Fedweek

Washington DC - Furloughed as well as unpaid working federal employees, union members, contractors and supporters protesting at an AFL-CIO organized rally on Jan. 10 2019.

Sponsors of a bill that has passed the House, and that now moves to the Senate, to pay a retroactive 2019 raise of 2.6 percent say the boost would be something of a make-up gesture to federal employees in the wake of the partial shutdown and other recent difficulties.

House Majority Leader Steny Hoyer of Maryland called the shutdown “the latest in the long list of attacks on our hardworking federal civilian workforce. The Federal Civilian Workforce Pay Raise Fairness Act is an important step in treating federal employees with the respect they deserve and compensating them for the financial stress” of the shutdown, he said.

Sponsor Rep. Gerald Connolly, D-Va., similarly said that passage of the raise would “reaffirm our conviction that public servants – civilian and military alike – deserve better than the shutdowns, furloughs, and pay freezes.”

Just as the House prepared to vote, companion legislation was offered in the Senate by Maryland Democrats Chris Van Hollen, who said the higher figure is justified “in light of the added costs imposed on federal workers by the shutdown,” and Ben Cardin, who said it “would be a helpful measure in restoring faith in a system that left them in financial limbo for a record 35 days.”
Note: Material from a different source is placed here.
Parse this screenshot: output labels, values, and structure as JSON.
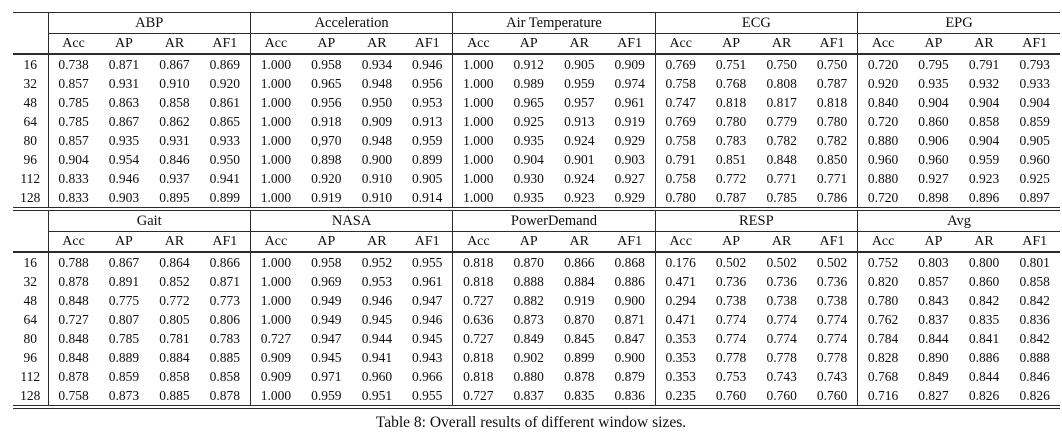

Boosting the amount from the 1.9 percent that has been under consideration for months as an alternative to President Trump’s favored pay freeze—which took effect by default when Congress did not legislate a figure by the end of 2018 but still can be overturned—also in effect would reinstate the practice of “pay parity” with military personnel, who received a 2.6 percent increase as of the start of this year under a defense budget bill. Pay parity had been a common practice for many years, although it has largely been abandoned in more recent years.

Although the 2.6 percent figure is being considered as a stand-alone bill, a raise most likely would be enacted as part of the final general government spending bill covering the remainder of this fiscal year. Such a bill probably won’t reach voting until some longer-term agreement on the budget is reached. The House vote would put that chamber on record as favoring that amount in that bill.